TDD Policy - Atlantis Core Docs

AtlantisV2 treats tests as part of the architecture. The tests are not just regression checks. They are how the core boundary is kept honest while legacy Atlantis behavior is extracted.

Required Loop

For core behavior, migrations, and bug fixes:

failing test or parity fixture
  -> smallest implementation
  -> refactor
  -> verify

Documentation-only edits, mechanical formatting, generated files, and pure renames are exempt.

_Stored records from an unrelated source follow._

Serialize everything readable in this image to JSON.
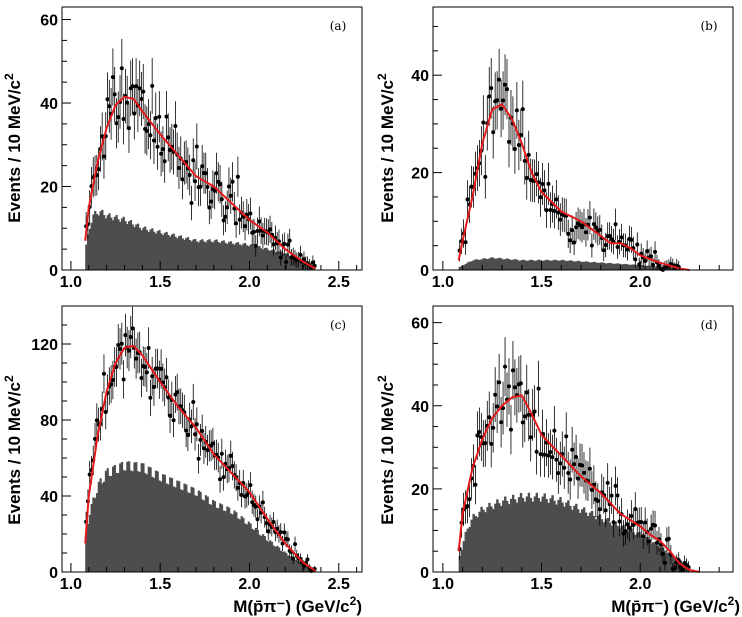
{
  "chart_data": [
    {
      "type": "histogram-with-fit",
      "tag": "(a)",
      "ylabel_main": "Events / 10 MeV/c",
      "ylabel_sup": "2",
      "xlabel_main": "",
      "xlabel_unit": "",
      "x_ticks": [
        "1.0",
        "1.5",
        "2.0",
        "2.5"
      ],
      "x_tick_values": [
        1.0,
        1.5,
        2.0,
        2.5
      ],
      "y_ticks": [
        "0",
        "20",
        "40",
        "60"
      ],
      "y_tick_values": [
        0,
        20,
        40,
        60
      ],
      "xlim": [
        0.95,
        2.63
      ],
      "ylim": [
        0,
        63
      ],
      "bin_width": 0.01,
      "histogram": {
        "lo": 1.08,
        "hi": 2.36,
        "points": [
          [
            1.08,
            5
          ],
          [
            1.12,
            13
          ],
          [
            1.16,
            14
          ],
          [
            1.2,
            13
          ],
          [
            1.3,
            12
          ],
          [
            1.4,
            10
          ],
          [
            1.5,
            9
          ],
          [
            1.6,
            8
          ],
          [
            1.7,
            7
          ],
          [
            1.8,
            7
          ],
          [
            1.9,
            6.5
          ],
          [
            2.0,
            6
          ],
          [
            2.1,
            5
          ],
          [
            2.2,
            4
          ],
          [
            2.3,
            2
          ],
          [
            2.36,
            0.5
          ]
        ]
      },
      "fit_curve": [
        [
          1.08,
          7
        ],
        [
          1.1,
          15
        ],
        [
          1.15,
          26
        ],
        [
          1.2,
          34
        ],
        [
          1.25,
          39.5
        ],
        [
          1.3,
          41.5
        ],
        [
          1.35,
          41
        ],
        [
          1.4,
          38
        ],
        [
          1.5,
          32.5
        ],
        [
          1.6,
          27.5
        ],
        [
          1.7,
          22.5
        ],
        [
          1.8,
          20
        ],
        [
          1.9,
          16
        ],
        [
          1.95,
          14
        ],
        [
          2.0,
          12
        ],
        [
          2.1,
          9
        ],
        [
          2.2,
          5
        ],
        [
          2.3,
          2
        ],
        [
          2.37,
          0.3
        ]
      ],
      "data_points": {
        "lo": 1.08,
        "hi": 2.37,
        "seed": 11
      }
    },
    {
      "type": "histogram-with-fit",
      "tag": "(b)",
      "ylabel_main": "Events / 10 MeV/c",
      "ylabel_sup": "2",
      "xlabel_main": "",
      "xlabel_unit": "",
      "x_ticks": [
        "1.0",
        "1.5",
        "2.0"
      ],
      "x_tick_values": [
        1.0,
        1.5,
        2.0
      ],
      "y_ticks": [
        "0",
        "20",
        "40"
      ],
      "y_tick_values": [
        0,
        20,
        40
      ],
      "xlim": [
        0.95,
        2.47
      ],
      "ylim": [
        0,
        54
      ],
      "bin_width": 0.01,
      "histogram": {
        "lo": 1.08,
        "hi": 2.2,
        "points": [
          [
            1.08,
            0.5
          ],
          [
            1.15,
            2
          ],
          [
            1.25,
            2.5
          ],
          [
            1.4,
            2
          ],
          [
            1.6,
            2
          ],
          [
            1.8,
            1.5
          ],
          [
            2.0,
            1
          ],
          [
            2.2,
            0.3
          ]
        ]
      },
      "fit_curve": [
        [
          1.08,
          2
        ],
        [
          1.1,
          6
        ],
        [
          1.15,
          15
        ],
        [
          1.2,
          26
        ],
        [
          1.25,
          33
        ],
        [
          1.3,
          34
        ],
        [
          1.35,
          31
        ],
        [
          1.4,
          26
        ],
        [
          1.45,
          20
        ],
        [
          1.5,
          16
        ],
        [
          1.6,
          12
        ],
        [
          1.7,
          10
        ],
        [
          1.8,
          7
        ],
        [
          1.85,
          5.5
        ],
        [
          1.9,
          5.5
        ],
        [
          1.95,
          4.5
        ],
        [
          2.0,
          3
        ],
        [
          2.1,
          1.5
        ],
        [
          2.2,
          0.3
        ],
        [
          2.25,
          0
        ]
      ],
      "data_points": {
        "lo": 1.08,
        "hi": 2.2,
        "seed": 23
      }
    },
    {
      "type": "histogram-with-fit",
      "tag": "(c)",
      "ylabel_main": "Events / 10 MeV/c",
      "ylabel_sup": "2",
      "xlabel_main": "M(p̄π⁻) (GeV/c",
      "xlabel_unit": "2",
      "x_ticks": [
        "1.0",
        "1.5",
        "2.0",
        "2.5"
      ],
      "x_tick_values": [
        1.0,
        1.5,
        2.0,
        2.5
      ],
      "y_ticks": [
        "0",
        "40",
        "80",
        "120"
      ],
      "y_tick_values": [
        0,
        40,
        80,
        120
      ],
      "xlim": [
        0.95,
        2.63
      ],
      "ylim": [
        0,
        140
      ],
      "bin_width": 0.01,
      "histogram": {
        "lo": 1.08,
        "hi": 2.37,
        "points": [
          [
            1.08,
            15
          ],
          [
            1.1,
            30
          ],
          [
            1.15,
            45
          ],
          [
            1.2,
            52
          ],
          [
            1.3,
            56
          ],
          [
            1.4,
            55
          ],
          [
            1.5,
            50
          ],
          [
            1.6,
            46
          ],
          [
            1.7,
            42
          ],
          [
            1.8,
            36
          ],
          [
            1.9,
            32
          ],
          [
            2.0,
            25
          ],
          [
            2.1,
            17
          ],
          [
            2.2,
            10
          ],
          [
            2.3,
            4
          ],
          [
            2.37,
            1
          ]
        ]
      },
      "fit_curve": [
        [
          1.08,
          15
        ],
        [
          1.1,
          40
        ],
        [
          1.15,
          72
        ],
        [
          1.2,
          95
        ],
        [
          1.25,
          110
        ],
        [
          1.3,
          118
        ],
        [
          1.35,
          119
        ],
        [
          1.4,
          114
        ],
        [
          1.5,
          100
        ],
        [
          1.6,
          87
        ],
        [
          1.7,
          76
        ],
        [
          1.8,
          62
        ],
        [
          1.9,
          52
        ],
        [
          2.0,
          42
        ],
        [
          2.1,
          28
        ],
        [
          2.2,
          15
        ],
        [
          2.3,
          5
        ],
        [
          2.37,
          0.5
        ]
      ],
      "data_points": {
        "lo": 1.08,
        "hi": 2.37,
        "seed": 37
      }
    },
    {
      "type": "histogram-with-fit",
      "tag": "(d)",
      "ylabel_main": "Events / 10 MeV/c",
      "ylabel_sup": "2",
      "xlabel_main": "M(p̄π⁻) (GeV/c",
      "xlabel_unit": "2",
      "x_ticks": [
        "1.0",
        "1.5",
        "2.0"
      ],
      "x_tick_values": [
        1.0,
        1.5,
        2.0
      ],
      "y_ticks": [
        "0",
        "20",
        "40",
        "60"
      ],
      "y_tick_values": [
        0,
        20,
        40,
        60
      ],
      "xlim": [
        0.95,
        2.47
      ],
      "ylim": [
        0,
        64
      ],
      "bin_width": 0.01,
      "histogram": {
        "lo": 1.08,
        "hi": 2.25,
        "points": [
          [
            1.08,
            3
          ],
          [
            1.12,
            10
          ],
          [
            1.15,
            13
          ],
          [
            1.2,
            15
          ],
          [
            1.3,
            17
          ],
          [
            1.4,
            18
          ],
          [
            1.5,
            18
          ],
          [
            1.6,
            17
          ],
          [
            1.7,
            15
          ],
          [
            1.8,
            13
          ],
          [
            1.9,
            11
          ],
          [
            2.0,
            9
          ],
          [
            2.1,
            6
          ],
          [
            2.2,
            3
          ],
          [
            2.25,
            1
          ]
        ]
      },
      "fit_curve": [
        [
          1.08,
          5
        ],
        [
          1.1,
          14
        ],
        [
          1.15,
          25
        ],
        [
          1.2,
          32
        ],
        [
          1.25,
          37
        ],
        [
          1.3,
          40
        ],
        [
          1.35,
          42
        ],
        [
          1.4,
          42.5
        ],
        [
          1.45,
          38
        ],
        [
          1.5,
          33
        ],
        [
          1.6,
          28
        ],
        [
          1.7,
          23
        ],
        [
          1.8,
          19
        ],
        [
          1.9,
          14
        ],
        [
          2.0,
          11
        ],
        [
          2.05,
          9
        ],
        [
          2.1,
          7.5
        ],
        [
          2.15,
          5
        ],
        [
          2.2,
          2
        ],
        [
          2.25,
          0.5
        ],
        [
          2.3,
          0
        ]
      ],
      "data_points": {
        "lo": 1.08,
        "hi": 2.25,
        "seed": 53
      }
    }
  ]
}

Adapter wiring can be pragmatic, but adapter boundaries still need tests.

What Must Be Tested

Every core slice should test at least:

deterministic output
reference-time cutoff
missing, stale, invalid, and withheld handling
reason codes for rejects and defers
lineage and schema version propagation
old/new parity when replacing legacy behavior
no venue, broker, database, or UI leakage into core objects

Current Coverage Shape

The current suite covers:

Test group	Protects
`test_time_model.py`	reference time, clocks, cycle/session/freshness scaffolds
`test_market_snapshot.py`	typed capability blocks and strict capability lookup
`test_snapshot_builder.py`	event dedupe, ordering, invalid payloads, freshness, future cutoff
`test_feature_kernel_*`	feature registry execution, lookback windows, future safety
`test_pattern_engine.py`	availability, staged matching, definition hashes, evidence
`test_scoring_engine.py`	confluence, conflict, quality penalties, mixed-underlying guard
`test_signal_intent.py`	thesis identity, preferred exposure, invalidation, target, evidence
`test_permission_decision.py`	status precedence, kill switch, duplicate suppression, reason codes
`test_lifecycle_*`	admission, opening, marks, closes, outcomes, idempotency
`test_adapter_boundary.py`	raw adapter payloads stop at `EventEnvelope`
`test_legacy_outcome_parity.py`	legacy path-vs-economic outcome semantics

Agent Rules

Codex and Claude Code should follow the same policy:

Read the relevant core docs and current implementation.
Identify the legacy behavior if the slice migrates old Atlantis logic.
Write the failing test or parity fixture first.
Implement the smallest contract or behavior needed.
Keep adapters and persistence out of core modules.
Run python -m pytest, ruff check ., and ruff format --check ..
Update tasks/todo.md.
Add durable lessons to tasks/lessons.md after corrections.

Stop Conditions

Stop and re-plan if:

core code starts importing Delta, Zerodha, OpenAlgo, FastAPI, TimescaleDB, or React
a feature reads hidden latest data instead of reference-time-bounded input
a missing value is collapsed into 0.0
a broker order leaks into signal intent, permission, lifecycle, or outcome records
replay and live would require different object shapes

Those are architectural failures, not implementation details.